Cameron aka Captains says: I saw my own mother in your original post. If you have any questions for transmasculine (FtM) people, feel free to ask.
CarlyMCX says: If you want to bring God into the mix, then consider this: Jesus Christ Himself never condemned homosexuality, even when asked what the sins were. He also said the rules of the Old Testament (specifically Leviticus) were the rules of men, and that they no longer applied, and it is what is in a person's heart that mattered. And as far as the later writings of the Apostle Paul, we have a lot of reasons to believe that the condemnations against homosexuality were added by others after his death, and/or deliberately mistranslated from the original Ancient Greek.

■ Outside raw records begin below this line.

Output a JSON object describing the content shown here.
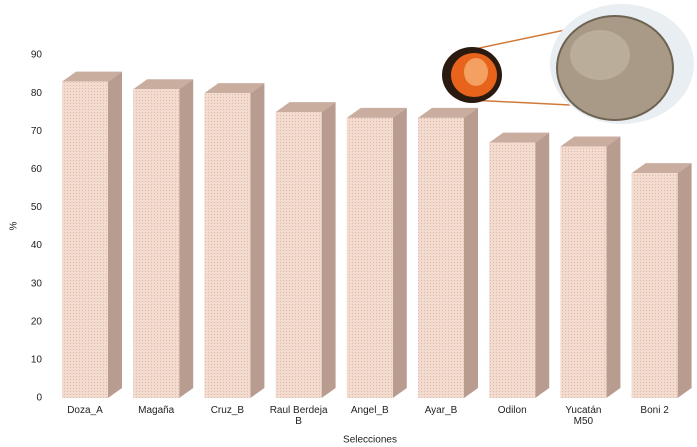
{
  "chart_data": {
    "type": "bar3d",
    "x_label": "Selecciones",
    "y_label": "%",
    "categories": [
      "Doza_A",
      "Magaña",
      "Cruz_B",
      "Raul Berdeja B",
      "Angel_B",
      "Ayar_B",
      "Odilon",
      "Yucatán M50",
      "Boni 2"
    ],
    "values": [
      83,
      81,
      80,
      75,
      73.5,
      73.5,
      67,
      66,
      59
    ],
    "color": "#f3dccf",
    "ylim": [
      0,
      90
    ],
    "yticks": [
      0,
      10,
      20,
      30,
      40,
      50,
      60,
      70,
      80,
      90
    ]
  }
}
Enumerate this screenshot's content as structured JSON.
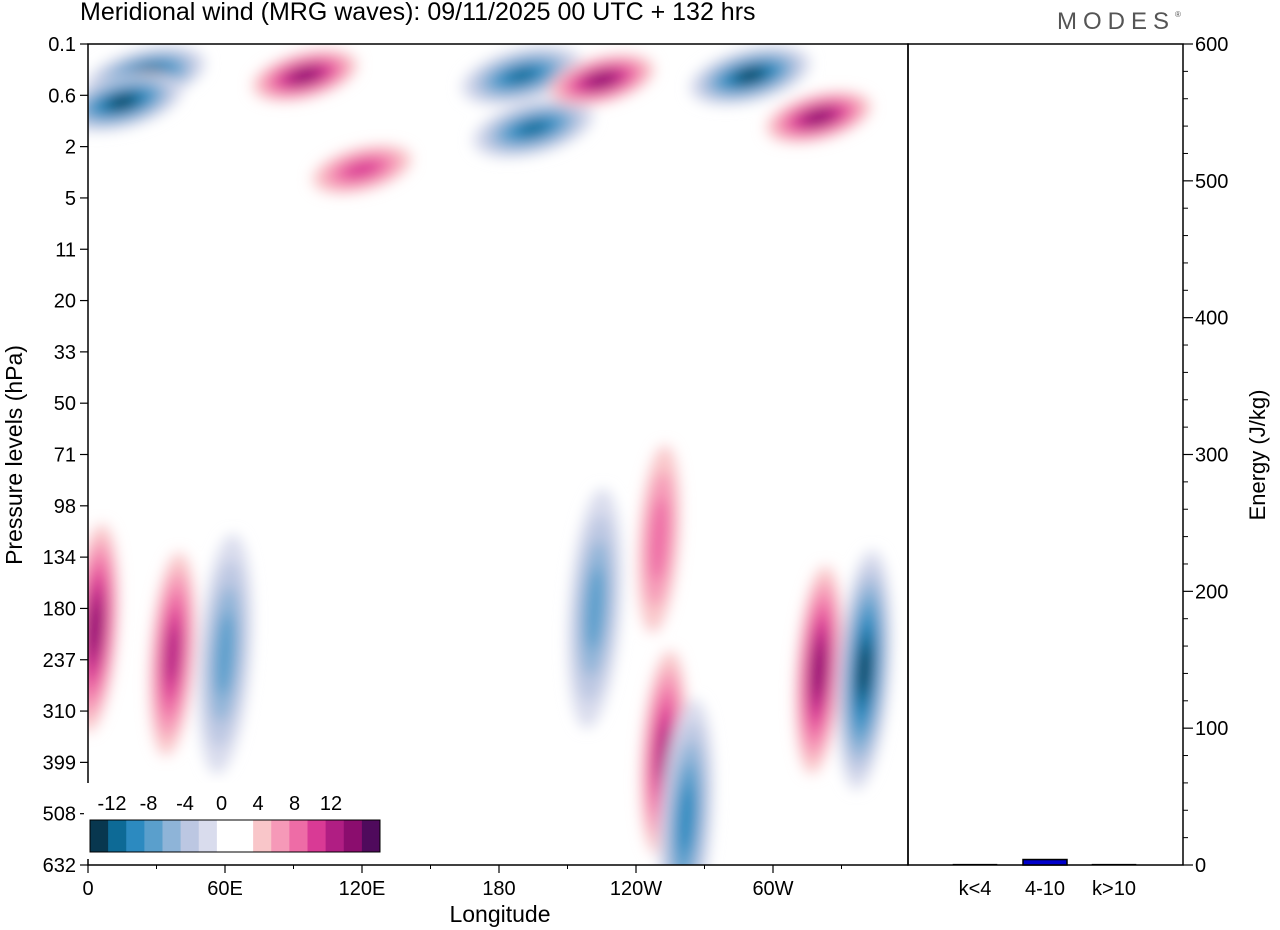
{
  "chart_data": [
    {
      "type": "heatmap",
      "title": "Meridional wind (MRG waves):  09/11/2025  00 UTC  + 132 hrs",
      "xlabel": "Longitude",
      "ylabel": "Pressure levels (hPa)",
      "x_ticks": [
        "0",
        "60E",
        "120E",
        "180",
        "120W",
        "60W"
      ],
      "y_ticks": [
        "0.1",
        "0.6",
        "2",
        "5",
        "11",
        "20",
        "33",
        "50",
        "71",
        "98",
        "134",
        "180",
        "237",
        "310",
        "399",
        "508",
        "632"
      ],
      "colorbar": {
        "labels": [
          "-12",
          "-8",
          "-4",
          "0",
          "4",
          "8",
          "12"
        ],
        "levels": [
          -14,
          -12,
          -10,
          -8,
          -6,
          -4,
          -2,
          2,
          4,
          6,
          8,
          10,
          12,
          14
        ],
        "colors": [
          "#08374f",
          "#0d6a96",
          "#2c8ac0",
          "#5a9fcc",
          "#8eb4d8",
          "#bcc7e2",
          "#d9dced",
          "#ffffff",
          "#ffffff",
          "#f9c6c9",
          "#f699b8",
          "#ee6ca6",
          "#d93a95",
          "#b01e83",
          "#8b0d6e",
          "#4f0a5c"
        ]
      },
      "features": [
        {
          "name": "strat-neg-1",
          "lon": 25,
          "p": 0.3,
          "value": -14
        },
        {
          "name": "strat-neg-2",
          "lon": 15,
          "p": 0.7,
          "value": -14
        },
        {
          "name": "strat-pos-1",
          "lon": 95,
          "p": 0.3,
          "value": 14
        },
        {
          "name": "strat-pos-2",
          "lon": 120,
          "p": 3,
          "value": 10
        },
        {
          "name": "strat-neg-3",
          "lon": 190,
          "p": 0.3,
          "value": -12
        },
        {
          "name": "strat-neg-4",
          "lon": 195,
          "p": 1.3,
          "value": -12
        },
        {
          "name": "strat-pos-3",
          "lon": 225,
          "p": 0.35,
          "value": 14
        },
        {
          "name": "strat-neg-5",
          "lon": 290,
          "p": 0.3,
          "value": -14
        },
        {
          "name": "strat-pos-4",
          "lon": 320,
          "p": 1.0,
          "value": 14
        },
        {
          "name": "trop-pos-1",
          "lon": 3,
          "p": 200,
          "value": 14
        },
        {
          "name": "trop-pos-2",
          "lon": 37,
          "p": 230,
          "value": 12
        },
        {
          "name": "trop-neg-1",
          "lon": 60,
          "p": 230,
          "value": -8
        },
        {
          "name": "trop-neg-2",
          "lon": 222,
          "p": 180,
          "value": -8
        },
        {
          "name": "trop-pos-3",
          "lon": 250,
          "p": 120,
          "value": 8
        },
        {
          "name": "trop-pos-4",
          "lon": 252,
          "p": 380,
          "value": 12
        },
        {
          "name": "trop-neg-3",
          "lon": 262,
          "p": 520,
          "value": -10
        },
        {
          "name": "trop-pos-5",
          "lon": 320,
          "p": 250,
          "value": 14
        },
        {
          "name": "trop-neg-4",
          "lon": 340,
          "p": 250,
          "value": -14
        }
      ]
    },
    {
      "type": "bar",
      "ylabel": "Energy (J/kg)",
      "categories": [
        "k<4",
        "4-10",
        "k>10"
      ],
      "values": [
        0.5,
        4,
        0.5
      ],
      "ylim": [
        0,
        600
      ],
      "y_ticks": [
        "0",
        "100",
        "200",
        "300",
        "400",
        "500",
        "600"
      ],
      "bar_color": "#0000cc"
    }
  ],
  "brand": "MODES"
}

I don't think this is God having a sense of humor. I think this is God saying "When I said 'Be fruitful and multiply' I didn't mean keep doing it until you overrun and destroy the rest of Creation." A lot of animals tend to have homosexual pairings when populations get too dense. It is a natural form of population control, and a far better one than disease, starvation or cannibalism. God created those animals, and they are not sinners. They are just animals doing what they were designed to do. Do not listen to manipulative "Christians." If you believe in intelligent design of animals, then you have to look at animal research and believe that homosexuality is part of the design as well.

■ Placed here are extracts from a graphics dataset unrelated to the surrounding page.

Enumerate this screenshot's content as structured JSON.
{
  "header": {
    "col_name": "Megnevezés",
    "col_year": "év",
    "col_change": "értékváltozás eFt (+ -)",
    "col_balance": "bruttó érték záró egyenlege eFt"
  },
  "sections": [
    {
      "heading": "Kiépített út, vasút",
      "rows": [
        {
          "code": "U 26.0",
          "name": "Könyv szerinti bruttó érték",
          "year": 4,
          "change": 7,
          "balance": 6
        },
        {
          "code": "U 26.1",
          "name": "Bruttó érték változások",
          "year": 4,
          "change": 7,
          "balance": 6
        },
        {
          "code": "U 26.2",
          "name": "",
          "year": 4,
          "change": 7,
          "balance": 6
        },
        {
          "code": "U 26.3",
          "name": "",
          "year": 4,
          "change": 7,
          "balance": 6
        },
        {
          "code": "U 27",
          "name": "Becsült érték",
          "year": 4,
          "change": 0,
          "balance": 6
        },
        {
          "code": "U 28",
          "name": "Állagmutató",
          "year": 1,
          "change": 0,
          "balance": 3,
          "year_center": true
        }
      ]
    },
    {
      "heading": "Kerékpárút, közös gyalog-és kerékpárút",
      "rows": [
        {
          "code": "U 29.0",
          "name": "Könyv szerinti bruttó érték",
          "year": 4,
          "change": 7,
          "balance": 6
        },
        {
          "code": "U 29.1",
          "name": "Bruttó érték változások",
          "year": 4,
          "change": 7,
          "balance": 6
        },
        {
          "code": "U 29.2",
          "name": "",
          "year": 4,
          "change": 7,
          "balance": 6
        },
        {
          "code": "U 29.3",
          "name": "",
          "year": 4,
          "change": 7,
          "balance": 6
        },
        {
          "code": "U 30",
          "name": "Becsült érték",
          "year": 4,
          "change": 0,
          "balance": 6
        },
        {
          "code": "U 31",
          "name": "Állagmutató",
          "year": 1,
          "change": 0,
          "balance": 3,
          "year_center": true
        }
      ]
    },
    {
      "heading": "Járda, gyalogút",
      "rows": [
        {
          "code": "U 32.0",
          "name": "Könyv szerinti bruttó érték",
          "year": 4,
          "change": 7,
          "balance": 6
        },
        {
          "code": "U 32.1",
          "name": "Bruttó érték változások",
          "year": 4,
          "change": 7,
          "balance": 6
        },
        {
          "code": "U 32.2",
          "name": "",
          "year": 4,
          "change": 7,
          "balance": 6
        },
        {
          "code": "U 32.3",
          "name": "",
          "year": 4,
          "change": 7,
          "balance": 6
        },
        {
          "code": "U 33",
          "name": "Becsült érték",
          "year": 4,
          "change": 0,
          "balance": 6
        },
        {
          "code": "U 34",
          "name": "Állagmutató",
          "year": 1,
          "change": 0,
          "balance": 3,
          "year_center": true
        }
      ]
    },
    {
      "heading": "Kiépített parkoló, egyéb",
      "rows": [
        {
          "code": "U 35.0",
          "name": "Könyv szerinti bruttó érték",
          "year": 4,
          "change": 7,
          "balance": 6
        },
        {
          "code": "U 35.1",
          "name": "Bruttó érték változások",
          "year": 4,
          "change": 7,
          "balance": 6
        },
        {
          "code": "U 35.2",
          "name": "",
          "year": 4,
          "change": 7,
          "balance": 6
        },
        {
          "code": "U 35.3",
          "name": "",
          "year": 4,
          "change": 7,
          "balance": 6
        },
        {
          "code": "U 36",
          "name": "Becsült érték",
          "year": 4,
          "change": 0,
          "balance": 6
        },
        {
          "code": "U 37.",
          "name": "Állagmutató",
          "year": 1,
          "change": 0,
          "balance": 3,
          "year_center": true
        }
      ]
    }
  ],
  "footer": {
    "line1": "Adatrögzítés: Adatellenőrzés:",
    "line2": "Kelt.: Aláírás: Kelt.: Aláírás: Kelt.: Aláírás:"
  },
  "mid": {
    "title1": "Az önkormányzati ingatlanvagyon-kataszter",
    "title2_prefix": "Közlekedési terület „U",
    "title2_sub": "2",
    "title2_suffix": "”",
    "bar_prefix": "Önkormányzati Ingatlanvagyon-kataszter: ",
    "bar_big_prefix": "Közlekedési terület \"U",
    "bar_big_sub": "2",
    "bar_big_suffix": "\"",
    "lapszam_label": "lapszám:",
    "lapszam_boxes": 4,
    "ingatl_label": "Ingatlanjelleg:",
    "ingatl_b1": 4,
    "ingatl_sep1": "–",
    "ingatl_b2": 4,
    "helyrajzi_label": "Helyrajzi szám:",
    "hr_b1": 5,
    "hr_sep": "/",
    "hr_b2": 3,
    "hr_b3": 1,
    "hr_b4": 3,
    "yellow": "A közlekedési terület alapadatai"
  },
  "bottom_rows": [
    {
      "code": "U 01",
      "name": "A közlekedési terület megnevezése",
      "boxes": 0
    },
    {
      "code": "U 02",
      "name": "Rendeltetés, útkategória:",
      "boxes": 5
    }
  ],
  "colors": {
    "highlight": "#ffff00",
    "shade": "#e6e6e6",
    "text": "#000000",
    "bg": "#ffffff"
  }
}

God created you, and your children. And he loves you and them.
TG Clare says: I will admit I didn't know diddly about being gay and I felt it was a choice that they made. I learned a lot later that it isn't a choice. Same with being trans. I didn't make the choice to be the way I am no more than I could choose my skin colour. I did choose to accept myself so I could live my life. It hasn't been easy but I feel much better than I did before
*Let them know you are in this together and they can come to you for solace and compassion as well as understanding. I am sure they are just as frightened as you are."

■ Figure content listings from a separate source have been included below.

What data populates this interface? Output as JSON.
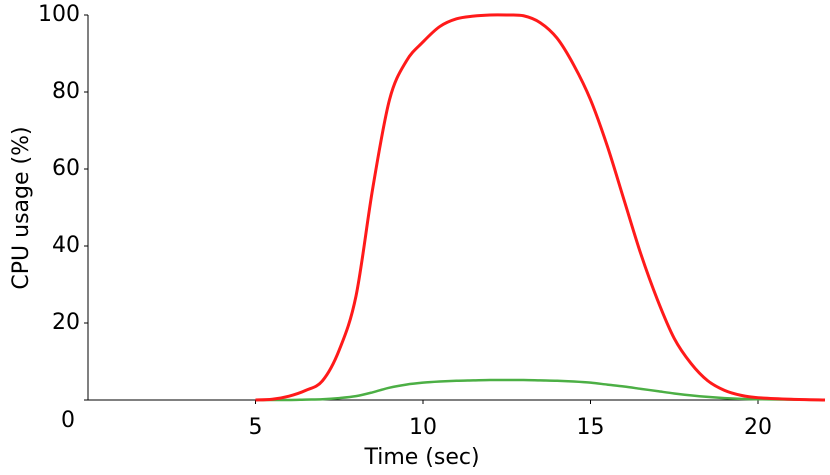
{
  "chart_data": {
    "type": "line",
    "xlabel": "Time (sec)",
    "ylabel": "CPU usage (%)",
    "x": [
      5,
      5.5,
      6,
      6.5,
      7,
      7.5,
      8,
      8.5,
      9,
      9.5,
      10,
      10.5,
      11,
      11.5,
      12,
      12.5,
      13,
      13.5,
      14,
      14.5,
      15,
      15.5,
      16,
      16.5,
      17,
      17.5,
      18,
      18.5,
      19,
      19.5,
      20,
      21,
      22
    ],
    "series": [
      {
        "color": "#ff1a1a",
        "values": [
          0,
          0.2,
          1,
          2.5,
          5,
          13,
          27,
          55,
          78,
          88,
          93,
          97,
          99,
          99.7,
          100,
          100,
          99.8,
          98,
          94,
          87,
          78,
          66,
          52,
          38,
          26,
          16,
          9.5,
          5,
          2.5,
          1.2,
          0.6,
          0.2,
          0
        ]
      },
      {
        "color": "#4caf45",
        "values": [
          0,
          0,
          0,
          0.1,
          0.2,
          0.5,
          1,
          2,
          3.2,
          4,
          4.5,
          4.8,
          5,
          5.1,
          5.2,
          5.2,
          5.2,
          5.1,
          5,
          4.8,
          4.5,
          4,
          3.5,
          2.9,
          2.3,
          1.7,
          1.2,
          0.8,
          0.5,
          0.3,
          0.2,
          0.1,
          0
        ]
      }
    ],
    "xlim": [
      0,
      22
    ],
    "ylim": [
      0,
      100
    ],
    "xticks": [
      5,
      10,
      15,
      20
    ],
    "yticks": [
      0,
      20,
      40,
      60,
      80,
      100
    ]
  }
}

This IS a learning process, and like someone said, knowledge is power. I will voice a fear that gnaws inside of me like a rat... the fact that the public is so afraid and so unwilling to accept people who have any kind of difference. I hear of transgender or other ethnicities being killed for the way they are. A lot of people are not kind and could care less about the "whys". If you dont conform to their way of thinking, YOU are wrong not them and they let you know it. I am scared for my child. Scared to death. I am much more accepting than her father.. his father.. but he will watch what my reaction is and will follow suit. He always has lol so if I dont make a big deal out of it, he wont. I know my child will be glad for that. I let him know tonight that I felt alone in not being able to talk to anyone about it and he told me that if I felt I wanted to tell his dad to go ahead. I think I will just ponder that for a day or so and be sure its the right time.
I cant thank you enough for suggesting a gender therapist as I had no clue one even existed. My child already sees an endocrinologist for her thyroid issues... I would never have guessed that they could help in this situation. What does an endocrinologist do for that exactly? The way I see it, the more people who can provide my son... boy that is going to be so hard to get used to saying that.. with a positive experience as he finds his way through this, the better.
Do you all think I should show him this site? If you all have helped me so much, maybe he could find the advice here as helpful as I have. Again, I cant thank you all enough for your kind words of encouragement and advice. Its so comforting just knowing there is somewhere I can go where people wont ridicule me or scoff at what my child is going through right now.